After filing Senate Bill No. 1552 or the VAT Reduction Bill, Tulfo said lowering the VAT will “immediately increase household purchasing power and stimulate consumption,” which will ultimately bolster the country’s Gross Domestic Product (GDP).
“We are among the countries with [the] highest VAT in Southeast Asia, and this has been a heavy burden to low- and middle-income households because a significant portion of their income goes toward taxes instead of essential needs,” he noted.
The senator said the proposed measure seeks to make the Philippines more competitive among its Southeast Asian neighbors.
Currently, the Philippines and Indonesia impose the highest VAT in the region at 12 percent, followed by Cambodia, Vietnam, and Laos at 10 percent.
Other neighbors maintain even lower rates, such as Singapore at nine percent, Thailand at seven percent, Myanmar at five percent (commercial tax), and Timor-Leste at 2.5 percent (sales tax).
To ensure fiscal discipline, the bill includes a safeguard that empowers the President, upon the recommendation of the Secretary of Finance, to temporarily revert the tax to 12 percent.

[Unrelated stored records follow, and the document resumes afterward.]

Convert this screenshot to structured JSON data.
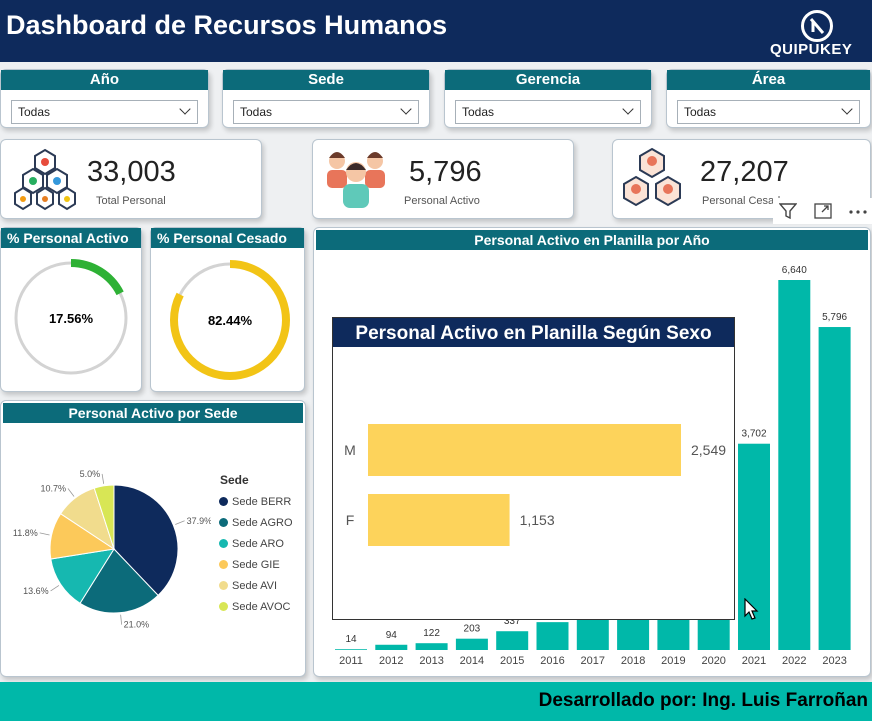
{
  "header": {
    "title": "Dashboard de Recursos Humanos",
    "logo_text": "QUIPUKEY"
  },
  "slicers": [
    {
      "label": "Año",
      "value": "Todas"
    },
    {
      "label": "Sede",
      "value": "Todas"
    },
    {
      "label": "Gerencia",
      "value": "Todas"
    },
    {
      "label": "Área",
      "value": "Todas"
    }
  ],
  "kpis": {
    "total": {
      "value": "33,003",
      "label": "Total Personal"
    },
    "activo": {
      "value": "5,796",
      "label": "Personal Activo"
    },
    "cesado": {
      "value": "27,207",
      "label": "Personal Cesad"
    }
  },
  "gauges": {
    "activo": {
      "title": "% Personal Activo",
      "label": "17.56%",
      "fraction": 0.1756,
      "color": "#2eb135"
    },
    "cesado": {
      "title": "% Personal Cesado",
      "label": "82.44%",
      "fraction": 0.8244,
      "color": "#f2c416"
    }
  },
  "pie_title": "Personal Activo por Sede",
  "bar_title": "Personal Activo en Planilla por Año",
  "popup_title": "Personal Activo en Planilla Según Sexo",
  "footer": "Desarrollado por: Ing. Luis Farroñan",
  "colors": {
    "header": "#0e2a5c",
    "teal": "#0c6b7a",
    "bar": "#00b8a9",
    "footer": "#00b8a9"
  },
  "chart_data": [
    {
      "type": "bar",
      "title": "Personal Activo en Planilla por Año",
      "categories": [
        "2011",
        "2012",
        "2013",
        "2014",
        "2015",
        "2016",
        "2017",
        "2018",
        "2019",
        "2020",
        "2021",
        "2022",
        "2023"
      ],
      "values": [
        14,
        94,
        122,
        203,
        337,
        500,
        640,
        700,
        700,
        700,
        3702,
        6640,
        5796
      ],
      "value_labels": [
        "14",
        "94",
        "122",
        "203",
        "337",
        "",
        "",
        "",
        "",
        "",
        "3,702",
        "6,640",
        "5,796"
      ]
    },
    {
      "type": "pie",
      "title": "Personal Activo por Sede",
      "legend_title": "Sede",
      "legend_position": "right",
      "categories": [
        "Sede BERR",
        "Sede AGRO",
        "Sede ARO",
        "Sede GIE",
        "Sede AVI",
        "Sede AVOC"
      ],
      "values": [
        37.9,
        21.0,
        13.6,
        11.8,
        10.7,
        5.0
      ],
      "labels": [
        "37.9%",
        "21.0%",
        "13.6%",
        "11.8%",
        "10.7%",
        "5.0%"
      ],
      "colors": [
        "#0e2a5c",
        "#0c6b7a",
        "#16b8b0",
        "#fcc95a",
        "#f1dc8d",
        "#d8e655"
      ]
    },
    {
      "type": "bar",
      "orientation": "horizontal",
      "title": "Personal Activo en Planilla Según Sexo",
      "categories": [
        "M",
        "F"
      ],
      "values": [
        2549,
        1153
      ],
      "value_labels": [
        "2,549",
        "1,153"
      ]
    }
  ]
}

This trigger would occur if the Development Budget Coordination Committee projects that the national deficit will exceed programmed targets for any given fiscal year.

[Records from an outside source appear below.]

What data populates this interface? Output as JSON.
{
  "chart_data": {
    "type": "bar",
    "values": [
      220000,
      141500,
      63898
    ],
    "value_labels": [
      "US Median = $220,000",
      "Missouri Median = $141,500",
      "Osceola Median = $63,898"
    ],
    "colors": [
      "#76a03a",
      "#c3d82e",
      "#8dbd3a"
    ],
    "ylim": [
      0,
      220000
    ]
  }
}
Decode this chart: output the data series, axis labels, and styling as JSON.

“Reducing the VAT does not just benefit specific sectors; it covers everyone, regardless of income bracket. Filipinos deserve better, so we should give them more,” Tulfo concluded.
In October 2025, Tulfo recommended a one-month income tax holiday amid the anomalous multi-billion flood control projects nationwide.
Tulfo filed Senate Bill No. 1446, or the "One-Month Tax Holiday of 2025," as he acknowledged the need for a “far, extraordinary, and immediate form of relief” that will return benefits directly to the people, particularly the working population.
Under the measure, the one-time, one-month income tax break will apply to individual taxpayers receiving compensation income, which will be on the first payroll month immediately following the approval of the bill.
Meanwhile, for mixed-income earners, only the portion classified as compensation income shall be exempted from income tax.